“Today it’s almost impossible to write something new, but if you can express yourself in a unique way, you’re most likely to succeed.” David Bowie said something quite like this almost a decade and a half ago, which is absolutely true. Nothing new and exciting, but true nonetheless.
One artist who’s a bit difficult to classify (that thing we all do, labelling somebody, to try and get an idea of what they do) is Anna Calvi. Not only because her work, a unique mix of influences, but also because of the people it has reached – fashion collectives, most of the British press, chaps like Nick Cave or Brian Eno and so on…
Her second work, One Breath, changed many bits from its predecessor, like her producer, but it kept many ingredients of her music, like that sort of mystery and magnetism that fluctuates between the subtlety and the electric storm, the calm and the bursts of sound and light.
That aspect of her music is better revealed on stage, like on Sunday, March 23rd. Accompanied by Canadian singer-songwriter Chloe Charles on supporting duties (QRO photos – especially good is her record Break the Balance), Calvi displayed at Amsterdam’s Paradiso an uncomplicated and mysterious yet effective image – even more than usual – and mixed the tracks from both her records plus a cover of Bruce Springsteen’s Fire.
Especially brilliant were “Cry”, “First We Kiss”, “Bleed Into Me”, and her classics, “Love Won’t Be Leaving”, with which he ended the first part, and “Jezebel” (of course!).
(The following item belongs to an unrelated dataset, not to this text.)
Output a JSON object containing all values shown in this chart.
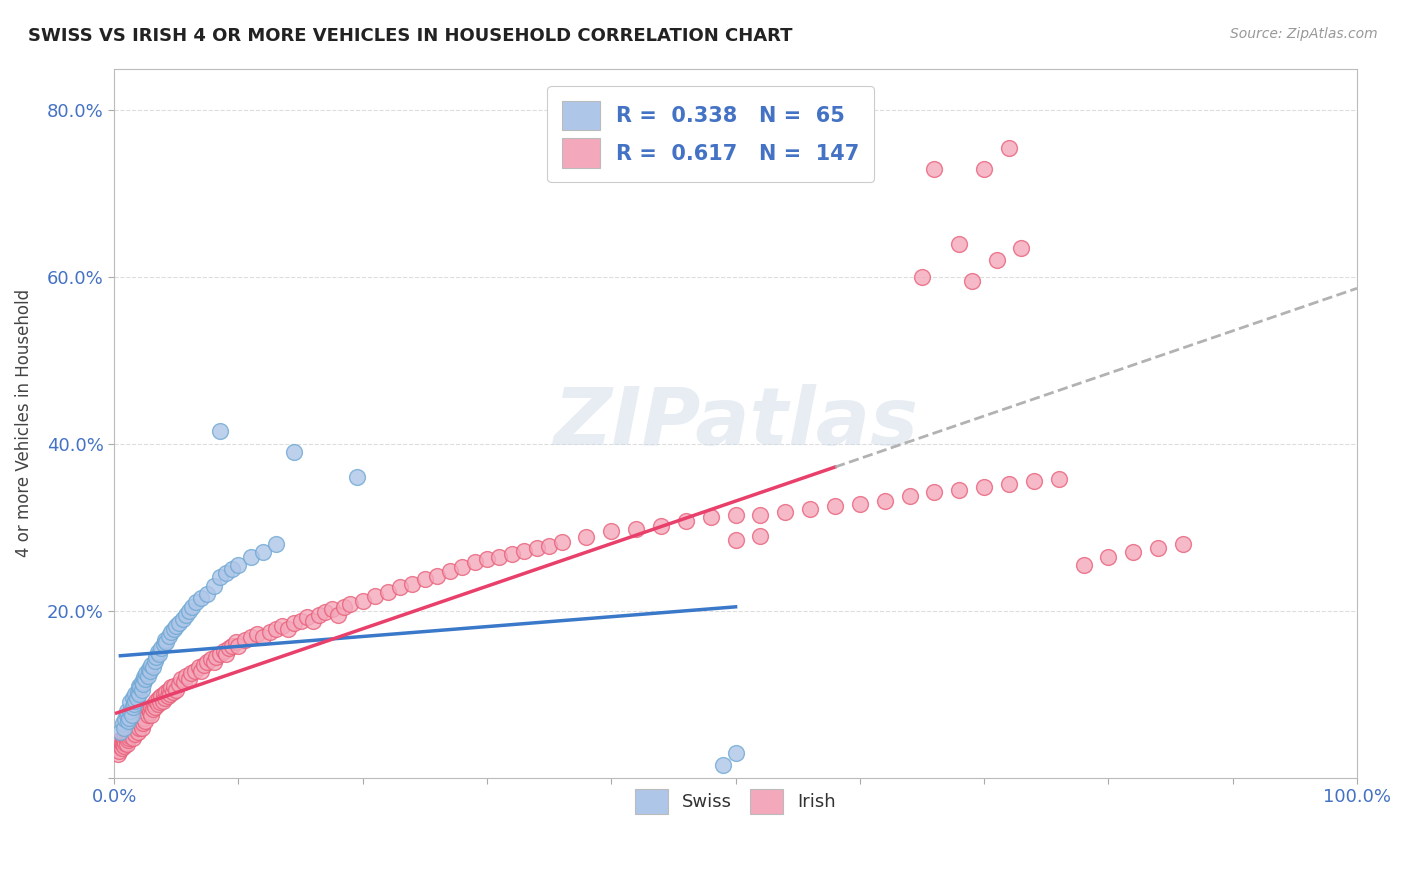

One strange thing yours truly has read a couple of times in different media outlets is that One Breath has been more rushed in recording time than her debut record and that, because of that, the overall result seems lacklustre and kind of ambiguous.
That is a different record compared to Anna Calvi but onstage those appreciations lose power as Calvi’s repertoire verges on the, say, omnivore, on exposing a variety of ideas and sounds and feelings that, okay, it may take some time to assimilate, but in the end they simply work as all melodies find a place in which they don’t conflict with each other, much rather the opposite.
Plus, the Englishwoman is not the kind of artist that secludes herself or ignores her environment and that definitely helps to achieve a cohesive and coherent performance.
And who could resist her unbreakable energy and her implacable guitar mastery? Who?